EghtesadOnline: Results of the recent bond auction held by the Central Bank of Iran indicate the declining share of banks and credit institutions in bond sale while stock market investors and security underwriters contributed more.
In the weekly bond auction held on Tuesday, bonds worth 23.6 trillion rials ($94 million) were sold to investors with zero contribution from banks.
The main buyers were security underwriters who bought bonds worth 20 trillion rials ($80 million), accounting for more than 85% of the total.
The remaining was bought by retail and institutional investors at the stock market, according to a press release posted on CBI's website.
Bonds on offer totaled 42.4 trillion rials ($166 million) with yields ranging from 20.5% to 21.5% for two- and three-year maturities.
CBI said it will offer 38.5 trillion rials ($154 million) in the next auction on Feb. 23.
Starting last May, the auctions are among government measures to help plug its deepening budget deficits. Banks and credit institutions emerged as the biggest buyers of government bonds in the initial rounds of auctions, but later stock market investors stepped in.
The central bank has so far held 38 auctions and generated close to 1,090 trillion rials ($4.3 billion). Banks and investment funds contributed 52% of the amount while 48% of the bonds were bought in the stock market.

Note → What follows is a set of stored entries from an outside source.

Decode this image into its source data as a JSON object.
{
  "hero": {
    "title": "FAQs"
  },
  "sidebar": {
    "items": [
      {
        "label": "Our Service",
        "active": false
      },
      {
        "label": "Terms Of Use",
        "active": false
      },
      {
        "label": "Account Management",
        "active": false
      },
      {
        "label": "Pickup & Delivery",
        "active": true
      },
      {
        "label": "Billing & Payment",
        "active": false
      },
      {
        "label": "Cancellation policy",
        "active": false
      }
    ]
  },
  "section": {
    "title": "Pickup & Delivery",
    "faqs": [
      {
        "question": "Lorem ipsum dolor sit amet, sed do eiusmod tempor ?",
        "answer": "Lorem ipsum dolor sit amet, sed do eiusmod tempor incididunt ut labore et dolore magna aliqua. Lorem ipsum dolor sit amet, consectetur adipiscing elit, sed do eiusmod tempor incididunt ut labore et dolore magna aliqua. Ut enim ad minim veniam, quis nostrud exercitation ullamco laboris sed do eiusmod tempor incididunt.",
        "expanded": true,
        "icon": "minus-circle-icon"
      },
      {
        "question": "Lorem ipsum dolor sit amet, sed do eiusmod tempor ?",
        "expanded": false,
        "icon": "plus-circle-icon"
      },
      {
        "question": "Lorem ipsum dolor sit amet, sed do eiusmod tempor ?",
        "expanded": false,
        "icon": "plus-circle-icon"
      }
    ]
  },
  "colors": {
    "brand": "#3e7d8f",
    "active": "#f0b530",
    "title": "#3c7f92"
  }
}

Estimations by the Persian economic website Eghtesad News put the government's budget deficit at 160 trillion rials ($640 million), which must be procured through weekly auctions by the yearend on March 20.

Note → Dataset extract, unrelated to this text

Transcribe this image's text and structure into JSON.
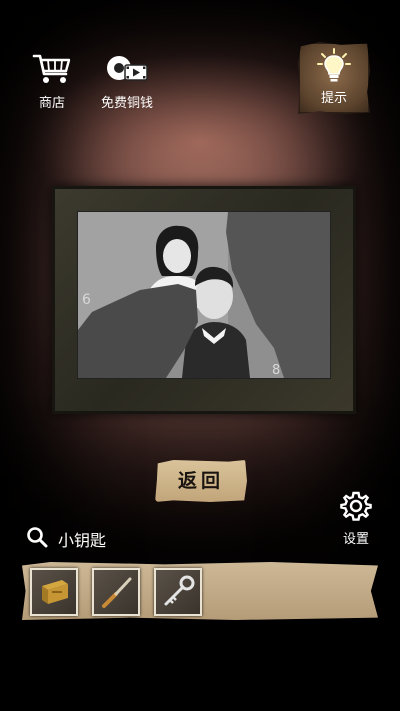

Bonds have also reportedly helped restrain government borrowing from the CBI that fueled inflation by increasing the monetary base.

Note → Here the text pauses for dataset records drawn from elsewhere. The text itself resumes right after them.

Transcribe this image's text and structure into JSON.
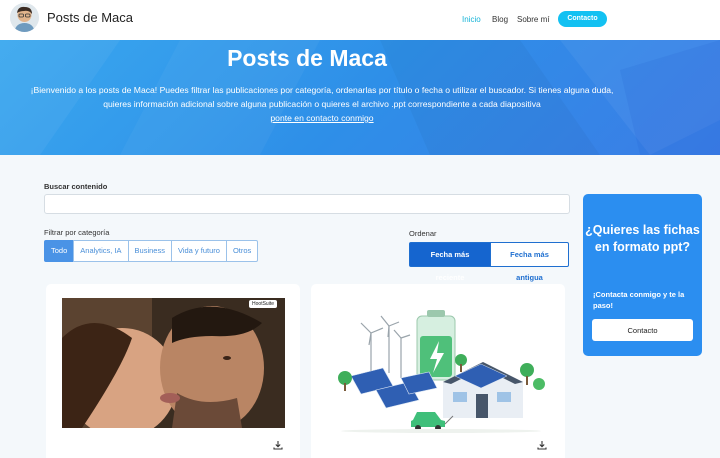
{
  "navbar": {
    "brand": "Posts de Maca",
    "links": [
      "Inicio",
      "Blog",
      "Sobre mí"
    ],
    "active_link": "Inicio",
    "contact_button": "Contacto",
    "accent_color": "#13c1f2"
  },
  "hero": {
    "title": "Posts de Maca",
    "text": "¡Bienvenido a los posts de Maca! Puedes filtrar las publicaciones por categoría, ordenarlas por título o fecha o utilizar el buscador. Si tienes alguna duda, quieres información adicional sobre alguna publicación o quieres el archivo .ppt correspondiente a cada diapositiva",
    "link_text": "ponte en contacto conmigo",
    "background_color": "#3b9aee"
  },
  "search": {
    "label": "Buscar contenido",
    "value": "",
    "placeholder": ""
  },
  "filters": {
    "label": "Filtrar por categoría",
    "categories": [
      "Todo",
      "Analytics, IA",
      "Business",
      "Vida y futuro",
      "Otros"
    ],
    "selected": "Todo"
  },
  "sort": {
    "label": "Ordenar",
    "options": [
      "Fecha más reciente",
      "Fecha más antigua"
    ],
    "selected": "Fecha más reciente"
  },
  "sidebar": {
    "title": "¿Quieres las fichas en formato ppt?",
    "subtitle": "¡Contacta conmigo y te la paso!",
    "button": "Contacto",
    "background_color": "#2b8ef0"
  },
  "posts": [
    {
      "image": "couple-photo",
      "watermark": "HootSuite",
      "icon": "download-icon"
    },
    {
      "image": "renewable-energy-illustration",
      "icon": "download-icon"
    }
  ]
}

Earlier in the month, CBI Governor Abdolnasser Hemmati hailed the role of regular bond auctions in curbing the growth of ballooning money supply by reducing government dependence on the central bank for credit.
"If it was not for bonds, money supply would have expanded by an additional 5,600 trillion rials [$22.4 billion]," he said, addressing members of Fars Chamber of Commerce.
Banks have been asked to hold enough bonds to be able to operate in the interbank market and borrow from CBI under the newly-launched open market operation policy.
CBI has asked banks to buy bonds to be eligible to borrow. The Money and Credit Council, the top monetary decision-making body, has obliged lenders to allocate at least 3% of their financial resources to bonds.